Si sur cette prochaine édition, l'organisation réussit à mixer la technologie de l'IMOCA à l'accessibilité du VO65, cette dernière souhaite n'avoir plus que des IMOCA en 2025.

"On ne sait jamais ce que réserve le futur, mais les VO65 auront fait 3 tours du monde. Leur design commence à vieillir et les bateaux cumulent énormément de milles. On espère avoir une base de projets avec suffisamment de niveau et d'expérience pour passer uniquement en IMOCA en 2025."

Règles différentes, classement différent

Qui dit deux classes différentes dit deux classements différents. Le nombre d'équipiers à bord ne sera pas le même non plus. S'ils sont 10 à bord des VO65, ils ne seront que 5 sur les IMOCA. En effet, ces derniers sont plus adaptés à la navigation en solitaire ou en double, offrant moins de place à bord.
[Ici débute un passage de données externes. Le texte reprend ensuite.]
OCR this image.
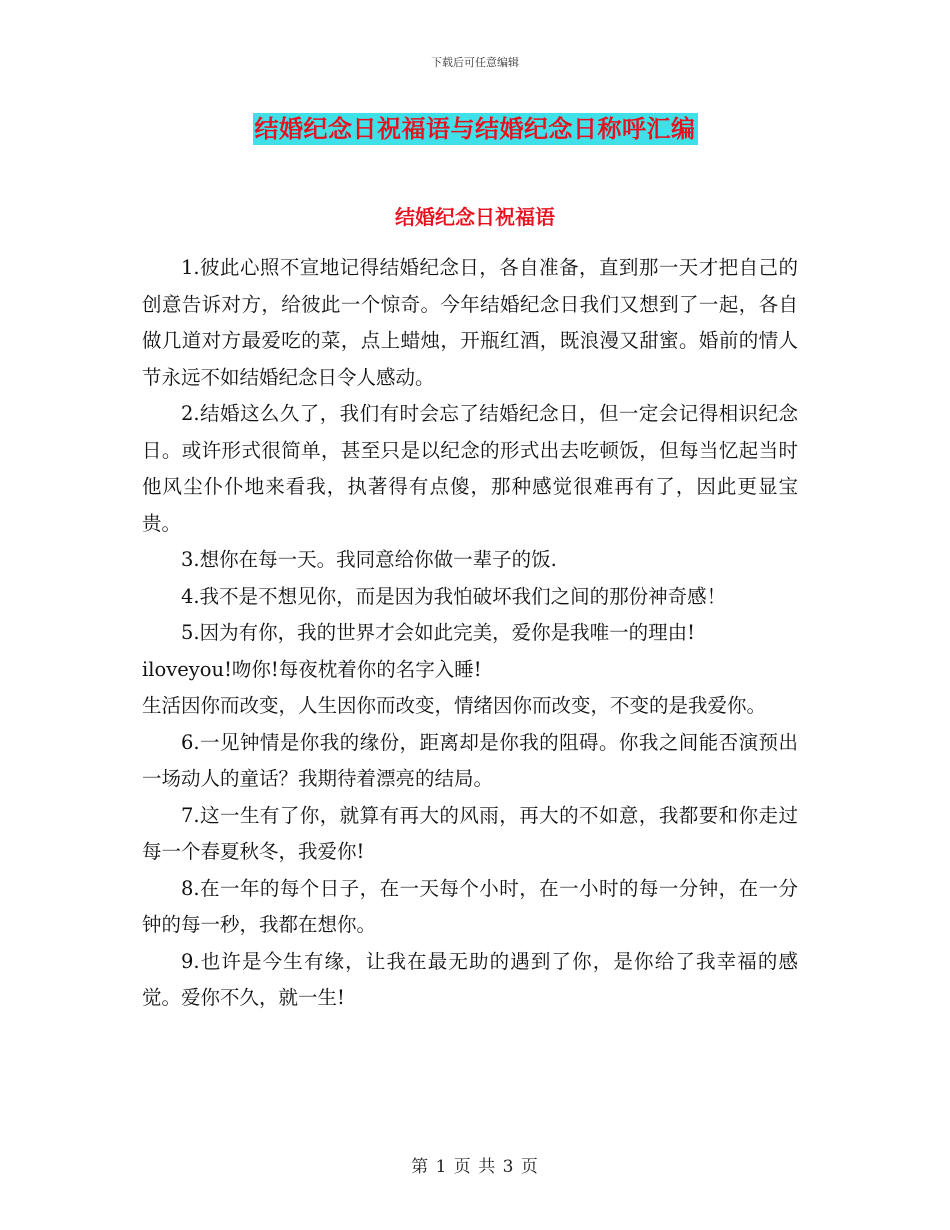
下载后可任意编辑
结婚纪念日祝福语与结婚纪念日称呼汇编
结婚纪念日祝福语

1.彼此心照不宣地记得结婚纪念日，各自准备，直到那一天才把自己的创意告诉对方，给彼此一个惊奇。今年结婚纪念日我们又想到了一起，各自做几道对方最爱吃的菜，点上蜡烛，开瓶红酒，既浪漫又甜蜜。婚前的情人节永远不如结婚纪念日令人感动。

2.结婚这么久了，我们有时会忘了结婚纪念日，但一定会记得相识纪念日。或许形式很简单，甚至只是以纪念的形式出去吃顿饭，但每当忆起当时他风尘仆仆地来看我，执著得有点傻，那种感觉很难再有了，因此更显宝贵。

3.想你在每一天。我同意给你做一辈子的饭.

4.我不是不想见你，而是因为我怕破坏我们之间的那份神奇感！

5.因为有你，我的世界才会如此完美，爱你是我唯一的理由!

iloveyou!吻你!每夜枕着你的名字入睡!

生活因你而改变，人生因你而改变，情绪因你而改变，不变的是我爱你。

6.一见钟情是你我的缘份，距离却是你我的阻碍。你我之间能否演预出一场动人的童话？我期待着漂亮的结局。

7.这一生有了你，就算有再大的风雨，再大的不如意，我都要和你走过每一个春夏秋冬，我爱你!

8.在一年的每个日子，在一天每个小时，在一小时的每一分钟，在一分钟的每一秒，我都在想你。

9.也许是今生有缘，让我在最无助的遇到了你，是你给了我幸福的感觉。爱你不久，就一生!

第 1 页 共 3 页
Une problématique qui n'en est d'ailleurs pas une pour le directeur général.

"Les IMOCA modernes s'adaptent très bien à la navigation en équipage. Ce sont des bateaux très sophistiqués et l'on n'est pas trop de deux ou trois sur le pont pour bien faire marcher ces foilers. C'est sûr que certains bateaux s'accommodent moins de cet aspect, comme Hugo Boss, dont le design est assez extrême. Sur d'autres bateaux, comme Charal ou Arkea Paprec, il suffira de procéder à de petites modifications, comme le système de barre ou des solutions pour dormir à l'intérieur. D'une manière générale, et d'un point de vue performance, les architectes ne voient pas beaucoup de changement. Il faudra juste trouver des solutions pour vivre à bord."

Sur la prochaine édition, on retrouvera également des navigatrices. Pour rappel, l'organisation incitait les équipages à inclure des femmes dans leur équipage pour l'édition 2018/2019. Ainsi, en 2021, les VO65 devront avoir à leur bord au moins trois navigatrices et les IMOCA au moins une.

"Cette règle s'est révélée très positive sur la dernière édition et on a tous été d'accord pour continuer avec un concept similaire."